The second exhumation took place on an ex-military base, on the outskirts of Cotzal, near to Nebaj, where the students spent three further days digging trenches. On the third day one trench revealed clothing and further careful excavation uncovered a grave of six individuals. They had been thrown into the grave and all had their hands tied. Ballistic evidence was also recovered from the grave, indicating the victims had been shot.

Back in Guatemala City, the group of students from Lincoln’s MSc Forensic Anthropology programme returned to the FAFG laboratory to analyse the remains. Their findings will add to evidence being collected by the country’s state prosecutor to bring perpetrators of war crimes to justice.

Postgraduate student Ryan Austin said: “The field trip gave us the opportunity to experience first-hand the demands of being a Forensic Anthropologist and both the practical and mental challenges that ensue. Comparatively, on a personal level to work on human rights issues and know that we have contributed in some small way to the families in their pursuit of closure and justice while still on our Masters is a remarkable privilege.”

Fellow student Stephanie Morgan said: “It was an honour to be able to meet the family of one of the victims, and to see how the community deals with the disappeared was a humbling experience. To witness how the FAFG helps the community and what it means to the families shows how important this work is.”

On the students’ work Nancy Valdez, FAFG Field School Coordinator, said: “During the two week field school the students demonstrated an excellent performance in both the development of professional and sociocultural activities. They displayed huge interest in the work and were eager to learn, as well as showing respect and thoughtfulness towards the families.”

Gillian Fowler, Senior Lecturer in the University of Lincoln’s School of Life Sciences, leads the MSc in Forensic Anthropology and established the student field work with the FAFG. Recognised internationally for her work on mass grave exhumations, she has also been involved with the Afghan Forensic Science Organisation (AFSO) from its inception in 2010 and contributed to a special report which outlines steps Afghanistan can take to help identify the victims of the country’s 35-year conflict.

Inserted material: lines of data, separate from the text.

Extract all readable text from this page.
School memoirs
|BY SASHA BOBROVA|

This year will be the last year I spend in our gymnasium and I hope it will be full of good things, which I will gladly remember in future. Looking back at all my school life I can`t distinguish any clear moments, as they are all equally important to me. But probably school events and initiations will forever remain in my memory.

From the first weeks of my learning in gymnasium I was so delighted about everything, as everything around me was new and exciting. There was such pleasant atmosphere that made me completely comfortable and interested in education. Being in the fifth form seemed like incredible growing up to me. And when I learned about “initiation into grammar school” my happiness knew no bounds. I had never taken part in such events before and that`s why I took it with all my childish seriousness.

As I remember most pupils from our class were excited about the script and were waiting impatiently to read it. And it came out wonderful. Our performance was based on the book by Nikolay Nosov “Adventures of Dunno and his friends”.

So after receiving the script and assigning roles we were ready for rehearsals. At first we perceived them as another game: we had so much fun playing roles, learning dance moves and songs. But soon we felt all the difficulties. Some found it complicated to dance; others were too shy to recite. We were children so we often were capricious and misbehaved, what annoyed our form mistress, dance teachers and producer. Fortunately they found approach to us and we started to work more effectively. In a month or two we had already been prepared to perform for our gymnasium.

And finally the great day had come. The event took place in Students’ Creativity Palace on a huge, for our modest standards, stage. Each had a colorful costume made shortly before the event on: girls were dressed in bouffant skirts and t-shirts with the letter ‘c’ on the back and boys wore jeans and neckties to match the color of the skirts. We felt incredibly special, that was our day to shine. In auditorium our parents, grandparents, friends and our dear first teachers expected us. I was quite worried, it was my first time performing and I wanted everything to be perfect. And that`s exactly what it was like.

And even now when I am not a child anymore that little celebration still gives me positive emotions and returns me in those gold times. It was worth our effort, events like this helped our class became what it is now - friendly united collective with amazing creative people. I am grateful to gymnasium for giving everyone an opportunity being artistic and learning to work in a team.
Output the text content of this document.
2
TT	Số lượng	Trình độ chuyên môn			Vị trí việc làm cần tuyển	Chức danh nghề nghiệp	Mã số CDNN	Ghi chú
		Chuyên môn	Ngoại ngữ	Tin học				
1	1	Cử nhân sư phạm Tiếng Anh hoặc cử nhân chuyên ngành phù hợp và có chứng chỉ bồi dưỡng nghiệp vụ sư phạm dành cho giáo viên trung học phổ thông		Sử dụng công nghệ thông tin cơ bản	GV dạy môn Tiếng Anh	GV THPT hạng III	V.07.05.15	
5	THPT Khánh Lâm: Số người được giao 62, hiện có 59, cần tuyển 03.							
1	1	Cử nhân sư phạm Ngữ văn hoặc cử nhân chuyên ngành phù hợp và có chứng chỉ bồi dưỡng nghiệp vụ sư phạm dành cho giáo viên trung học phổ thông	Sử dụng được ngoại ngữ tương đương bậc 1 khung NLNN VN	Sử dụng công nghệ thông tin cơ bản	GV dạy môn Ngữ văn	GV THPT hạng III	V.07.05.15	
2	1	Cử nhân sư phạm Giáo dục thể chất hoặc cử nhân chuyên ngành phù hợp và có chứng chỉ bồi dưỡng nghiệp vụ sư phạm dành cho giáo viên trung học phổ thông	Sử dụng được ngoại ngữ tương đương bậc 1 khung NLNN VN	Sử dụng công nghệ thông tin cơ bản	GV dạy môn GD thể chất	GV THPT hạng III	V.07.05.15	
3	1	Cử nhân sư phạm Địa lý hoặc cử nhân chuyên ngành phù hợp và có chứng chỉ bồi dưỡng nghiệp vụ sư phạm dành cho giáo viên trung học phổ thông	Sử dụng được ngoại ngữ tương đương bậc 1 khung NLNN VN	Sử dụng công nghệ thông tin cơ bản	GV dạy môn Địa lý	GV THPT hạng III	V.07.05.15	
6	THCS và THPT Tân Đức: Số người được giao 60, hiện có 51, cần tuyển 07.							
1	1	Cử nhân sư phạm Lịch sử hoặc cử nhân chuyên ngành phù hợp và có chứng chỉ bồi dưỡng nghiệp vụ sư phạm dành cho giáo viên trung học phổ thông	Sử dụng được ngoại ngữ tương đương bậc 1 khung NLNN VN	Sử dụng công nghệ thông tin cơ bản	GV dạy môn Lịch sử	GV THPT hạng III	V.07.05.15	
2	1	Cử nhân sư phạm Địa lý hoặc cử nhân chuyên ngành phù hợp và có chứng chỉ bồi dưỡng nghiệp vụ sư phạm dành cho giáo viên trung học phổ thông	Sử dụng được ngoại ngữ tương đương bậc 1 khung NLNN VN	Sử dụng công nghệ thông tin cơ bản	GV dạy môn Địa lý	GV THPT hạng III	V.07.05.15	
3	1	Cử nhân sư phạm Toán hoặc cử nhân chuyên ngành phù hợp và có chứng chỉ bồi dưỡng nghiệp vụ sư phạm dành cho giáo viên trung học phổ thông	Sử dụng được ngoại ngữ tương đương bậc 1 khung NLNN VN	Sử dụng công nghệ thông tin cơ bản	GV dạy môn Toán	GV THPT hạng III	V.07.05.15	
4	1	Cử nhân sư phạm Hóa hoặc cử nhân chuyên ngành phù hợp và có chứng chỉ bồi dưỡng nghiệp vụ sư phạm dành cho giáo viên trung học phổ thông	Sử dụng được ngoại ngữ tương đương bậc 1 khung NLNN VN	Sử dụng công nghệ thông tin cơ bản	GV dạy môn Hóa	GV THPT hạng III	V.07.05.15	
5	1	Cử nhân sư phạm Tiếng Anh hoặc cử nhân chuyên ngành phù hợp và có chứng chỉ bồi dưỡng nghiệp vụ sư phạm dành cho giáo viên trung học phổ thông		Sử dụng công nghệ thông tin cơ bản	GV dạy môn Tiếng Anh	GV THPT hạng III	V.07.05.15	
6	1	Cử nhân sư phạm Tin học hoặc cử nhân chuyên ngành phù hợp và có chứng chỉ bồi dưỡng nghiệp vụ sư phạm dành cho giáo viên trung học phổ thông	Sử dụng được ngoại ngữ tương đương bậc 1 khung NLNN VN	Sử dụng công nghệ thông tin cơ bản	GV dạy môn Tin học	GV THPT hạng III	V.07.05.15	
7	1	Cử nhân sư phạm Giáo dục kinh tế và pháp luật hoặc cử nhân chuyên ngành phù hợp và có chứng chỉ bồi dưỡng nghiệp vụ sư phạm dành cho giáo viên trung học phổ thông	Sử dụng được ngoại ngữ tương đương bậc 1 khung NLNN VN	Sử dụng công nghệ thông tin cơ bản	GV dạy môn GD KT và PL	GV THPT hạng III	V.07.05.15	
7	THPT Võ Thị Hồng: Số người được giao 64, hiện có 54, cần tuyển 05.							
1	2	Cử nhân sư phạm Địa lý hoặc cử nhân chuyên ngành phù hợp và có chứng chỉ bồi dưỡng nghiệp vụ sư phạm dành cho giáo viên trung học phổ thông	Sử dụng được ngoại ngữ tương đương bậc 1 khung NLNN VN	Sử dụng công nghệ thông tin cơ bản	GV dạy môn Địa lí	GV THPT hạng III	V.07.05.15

She said: “The students have been well-trained throughout their course to carry out complicated analytical tasks taking instruction in Spanish and the FAFG were very impressed with their abilities. The final day was spent in the FAFG’s DNA lab where they worked on family reference samples and prepared bone samples for DNA extraction and analysis.

“This was a real test for the students who had to prove themselves and work in very difficult conditions. I am extremely proud of how they handled themselves and they are a credit to the University of Lincoln. We are the only Masters programme to incorporate this type of experience within the course in the UK and I believe this hands-on experience is essential to anyone wishing to develop their skills in forensic anthropology.”